Air Force survival instructor shows Marines the ropes

  • Published
  • By Master Sgt. Val Gempis
  • Air Force Print News
Huddled with a group of shivering students on a recent cold morning, an Air Force survival instructor from the 374th Operations Support Squadron at Yokota Air Base, Japan, demonstrates the proper way to rappel from a 70-foot tower. The group watches carefully as he attaches a rope to his harness and safely plunges toward the ground.

Staff Sgt. David Jewell, one of only two Air Force survival, evasion, resistance and escape instructors on mainland Japan, teaches combat survival, water survival and evasion techniques to hundreds of aircrew members and other Department of Defense people here.

He said training with sister-service troops is especially great.

"It's incredible to have the opportunity to get different perspectives on the same type of training from professionals from our sister services," Jewell said.

Most recently, he has been training with U.S. Marines. At the beginning, some Marines expressed reservations about having an airman teach them combat skills.

"We were expecting an Army guy," said Lance Cpl. Michael Richter, a member of the Headquarters Battalion, Range Control here.

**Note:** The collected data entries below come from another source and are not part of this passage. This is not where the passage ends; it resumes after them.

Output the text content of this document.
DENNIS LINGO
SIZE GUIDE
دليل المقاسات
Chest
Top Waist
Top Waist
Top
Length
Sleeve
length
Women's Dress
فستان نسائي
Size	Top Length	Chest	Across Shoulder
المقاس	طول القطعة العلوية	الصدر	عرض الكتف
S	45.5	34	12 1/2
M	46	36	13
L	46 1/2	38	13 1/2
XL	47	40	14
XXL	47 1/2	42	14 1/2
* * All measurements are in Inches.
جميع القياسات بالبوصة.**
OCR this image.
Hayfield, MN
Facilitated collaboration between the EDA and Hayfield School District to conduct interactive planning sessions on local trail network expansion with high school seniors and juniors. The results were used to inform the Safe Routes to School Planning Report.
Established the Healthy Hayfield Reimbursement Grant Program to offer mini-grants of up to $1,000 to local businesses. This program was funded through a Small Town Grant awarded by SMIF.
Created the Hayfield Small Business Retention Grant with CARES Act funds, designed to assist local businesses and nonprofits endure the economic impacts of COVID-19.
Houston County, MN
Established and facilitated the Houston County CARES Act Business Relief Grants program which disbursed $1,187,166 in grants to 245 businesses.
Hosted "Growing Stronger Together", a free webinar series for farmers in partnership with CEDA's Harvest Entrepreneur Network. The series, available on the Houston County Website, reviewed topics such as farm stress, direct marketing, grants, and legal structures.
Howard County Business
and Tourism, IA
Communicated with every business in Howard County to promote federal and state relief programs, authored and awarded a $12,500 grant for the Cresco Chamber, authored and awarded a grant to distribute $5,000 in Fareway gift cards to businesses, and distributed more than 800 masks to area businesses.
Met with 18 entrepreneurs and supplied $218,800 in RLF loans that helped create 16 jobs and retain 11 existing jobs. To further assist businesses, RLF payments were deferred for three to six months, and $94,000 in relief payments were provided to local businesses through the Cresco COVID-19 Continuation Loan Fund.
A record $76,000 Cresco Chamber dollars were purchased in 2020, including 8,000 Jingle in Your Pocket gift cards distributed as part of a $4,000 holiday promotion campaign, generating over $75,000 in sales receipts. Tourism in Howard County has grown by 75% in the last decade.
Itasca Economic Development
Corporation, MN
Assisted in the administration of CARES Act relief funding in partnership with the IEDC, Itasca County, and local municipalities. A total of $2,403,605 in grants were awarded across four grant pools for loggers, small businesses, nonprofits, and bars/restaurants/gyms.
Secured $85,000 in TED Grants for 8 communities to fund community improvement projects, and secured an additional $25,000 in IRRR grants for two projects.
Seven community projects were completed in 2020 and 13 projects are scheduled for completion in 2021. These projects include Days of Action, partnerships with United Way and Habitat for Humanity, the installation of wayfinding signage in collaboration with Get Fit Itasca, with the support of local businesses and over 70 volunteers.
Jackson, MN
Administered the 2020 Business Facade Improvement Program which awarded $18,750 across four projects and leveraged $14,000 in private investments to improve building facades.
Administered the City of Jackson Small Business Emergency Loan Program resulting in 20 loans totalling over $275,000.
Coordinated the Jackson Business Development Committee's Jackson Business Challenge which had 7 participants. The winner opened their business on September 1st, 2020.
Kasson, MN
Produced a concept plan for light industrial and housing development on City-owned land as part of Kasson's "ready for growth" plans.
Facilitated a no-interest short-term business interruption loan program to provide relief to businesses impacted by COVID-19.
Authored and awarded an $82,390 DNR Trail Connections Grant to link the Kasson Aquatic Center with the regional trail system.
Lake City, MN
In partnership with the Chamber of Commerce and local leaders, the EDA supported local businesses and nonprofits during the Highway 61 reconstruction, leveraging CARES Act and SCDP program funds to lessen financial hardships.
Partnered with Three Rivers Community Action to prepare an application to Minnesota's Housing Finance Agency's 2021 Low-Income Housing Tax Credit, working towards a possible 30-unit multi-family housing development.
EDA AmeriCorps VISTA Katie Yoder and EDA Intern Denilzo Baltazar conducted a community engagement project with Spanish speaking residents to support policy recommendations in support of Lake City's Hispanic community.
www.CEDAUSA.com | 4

But he said Jewell quickly impressed them with his professionalism and teaching skills.

"He's very experienced and can easily relate to his students," Richter said. "He definitely knows his stuff."

Jewell said communication is the key. Although the airman and the Marines have one common goal, their terminology might be different. Standardization of equipment and safety items is very important.

"We keep it simple and safe," he said.

With the majestic Mount Fuji in the background, the group honed their skills descending from the 70-foot tower. They familiarized themselves with how to correctly use ropes, harnesses, figure eight devices, helmets and gloves. In the afternoon, they took turns rappelling from a UH-60 Blackhawk helicopter.